Although integrated into the collective notion of national culture, avantgardism developed as an independent assertion of politically enthused artistic expression in the heat of internationalism which was bolstered by the surge of modernism during the 20th century. Within the sphere of the highly significant, internationalist-bent artistic setting, Kassák proves to be quite a memorable figure whose vibrant participation in the avant-garde practice has stirred considerable attention in recent times. In fact, the Hungarian avant-garde scene was mostly centred around him; he was regarded by writer Bosko Tokin as “the strongest expression of the movement [as his] poetry carried the stamp of a revolutionary experience and of hope in the human race, in the ideal of the human community.” Apart from his poetry, Kassák's avant-garde participation was foregrounded by his founding of the “main Hungarian activist journal Ma [which] spanned several years and was very productive.” In essence, it is considered a matter of fact that the historical trajectory of the Hungarian avant-garde and its visual artistic developments is tied to “the four avant-garde journals edited by Kassák between 1915 and 1927 – A Tett (The Action), Ma (Today), 2×2, Dokumentum (Document).” The significance of these journals in shaping Hungarian avant-gardism is embodied by how they served as mediums for researching on, presenting, interpreting and debating on the issues of the time through a theoretical model of presentation called Periodical Studies, a distinct approach to research writing, visuals, and editing. In an appraisal of Kassák's role as the “heart and soul” of the avant-garde movement in Hungary, the activities which qualified him as thus were put forward. He was considered “a poet, novelist, painter, author of image-poems of unusual intensity and decisiveness. His thought is always modern. His spirit, thoughts, impulsiveness and style possess the unusually daring “tournures” (contours).
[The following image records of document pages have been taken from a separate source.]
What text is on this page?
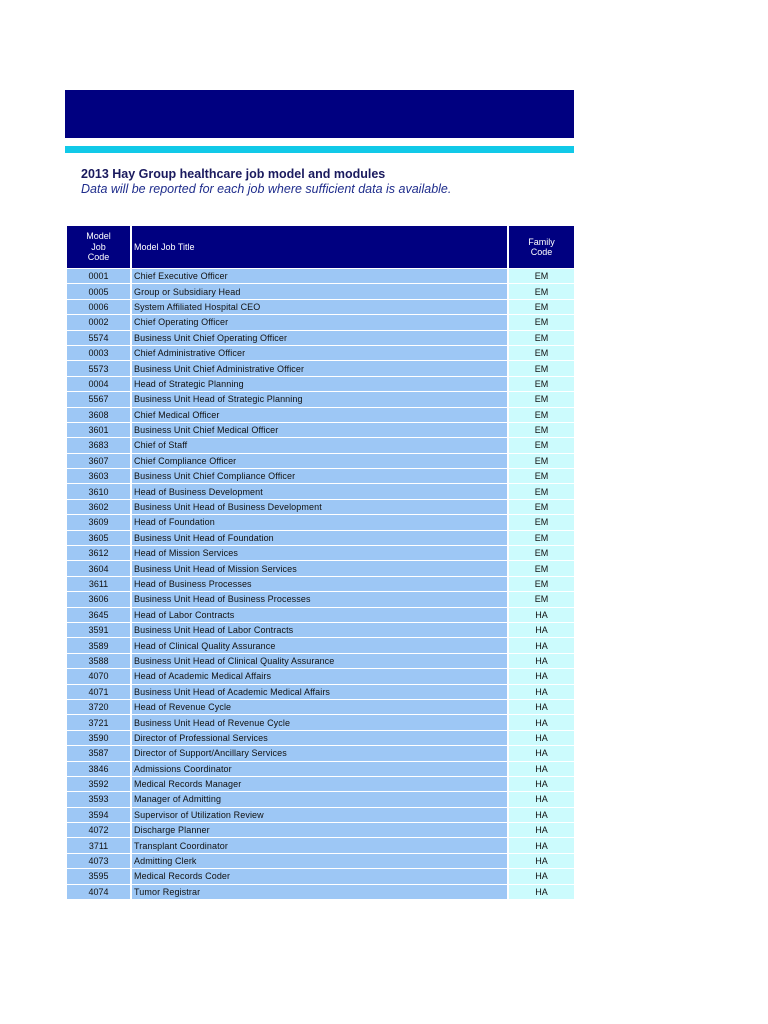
2013 Hay Group healthcare job model and modules
Data will be reported for each job where sufficient data is available.
Model Job Code	Model Job Title	Family Code
0001	Chief Executive Officer	EM
0005	Group or Subsidiary Head	EM
0006	System Affiliated Hospital CEO	EM
0002	Chief Operating Officer	EM
5574	Business Unit Chief Operating Officer	EM
0003	Chief Administrative Officer	EM
5573	Business Unit Chief Administrative Officer	EM
0004	Head of Strategic Planning	EM
5567	Business Unit Head of Strategic Planning	EM
3608	Chief Medical Officer	EM
3601	Business Unit Chief Medical Officer	EM
3683	Chief of Staff	EM
3607	Chief Compliance Officer	EM
3603	Business Unit Chief Compliance Officer	EM
3610	Head of Business Development	EM
3602	Business Unit Head of Business Development	EM
3609	Head of Foundation	EM
3605	Business Unit Head of Foundation	EM
3612	Head of Mission Services	EM
3604	Business Unit Head of Mission Services	EM
3611	Head of Business Processes	EM
3606	Business Unit Head of Business Processes	EM
3645	Head of Labor Contracts	HA
3591	Business Unit Head of Labor Contracts	HA
3589	Head of Clinical Quality Assurance	HA
3588	Business Unit Head of Clinical Quality Assurance	HA
4070	Head of Academic Medical Affairs	HA
4071	Business Unit Head of Academic Medical Affairs	HA
3720	Head of Revenue Cycle	HA
3721	Business Unit Head of Revenue Cycle	HA
3590	Director of Professional Services	HA
3587	Director of Support/Ancillary Services	HA
3846	Admissions Coordinator	HA
3592	Medical Records Manager	HA
3593	Manager of Admitting	HA
3594	Supervisor of Utilization Review	HA
4072	Discharge Planner	HA
3711	Transplant Coordinator	HA
4073	Admitting Clerk	HA
3595	Medical Records Coder	HA
4074	Tumor Registrar	HA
What is more, Kassák collaborated with other writers and artists in Europe to create a synergy of avant-garde engagements that revolved several facets of art – poetry, literary criticism, painting, music etc. Just like in the countries of former Yugoslav and other ex-Socialist states, avantgardism was tied to individual cultural efforts rather than nationalistic trends. Amidst the swell of individualized artistic productions, the avantgardism practised by Kassák and others was clearly defined by a strong urge to “find [humanistic], adequate means of expressing one’s inner world.”

==Personal life==

===Simon Jolan===
Kassak's first wife is rarely talked about or given attention in her own right but she is equally as important as Kassak as she contributed immensely to his success both as an artist and political activist. Married once at the age of 17 to János Pál Nagy, a carpenter's assistant, for whom she bore three children, Jolan met Kassak after leaving this marriage during an event organised by the Ujpest Worker's Home. At the time, she was working as a worker at the United Bulb, an Austro-Hungarian electrical company. She later went on to attend acting school and take up acting as a professional career. Simon Jolan was a strong pillar of support for Kassak during the time he was still unrecognised as a writer and artist; she supported his writings, publications even while working as an actress. She emigrated with him to Vienna in 1920 and helped administratively with his publishing of A Tett and MA. Upon returning to Budapest from Vienna with Kassak, she spearheaded the speaking choir which frequently performed during the meetings of the members of the Munka (Work Cycle) movement. Other closely related people who contributed to his success as an avant-garde artist, a sociopolitical activist and editor of several journals include his sister and brother-in-law. She committed suicide on September 24, 1938, and as a tribute, Kassak wrote the poem Requiem to a Woman 25 years after her death. In 1940, Kassak met and got involved with Klára Kárpáti whom he later married.

==Legacy==
- The Lajos Kassák Museum, in Óbuda, northern Budapest, is located near his last residence and has some 20,000 items related to his life and work.

==Quotations==
- "The father of every good work is discontent, and its mother is diligence."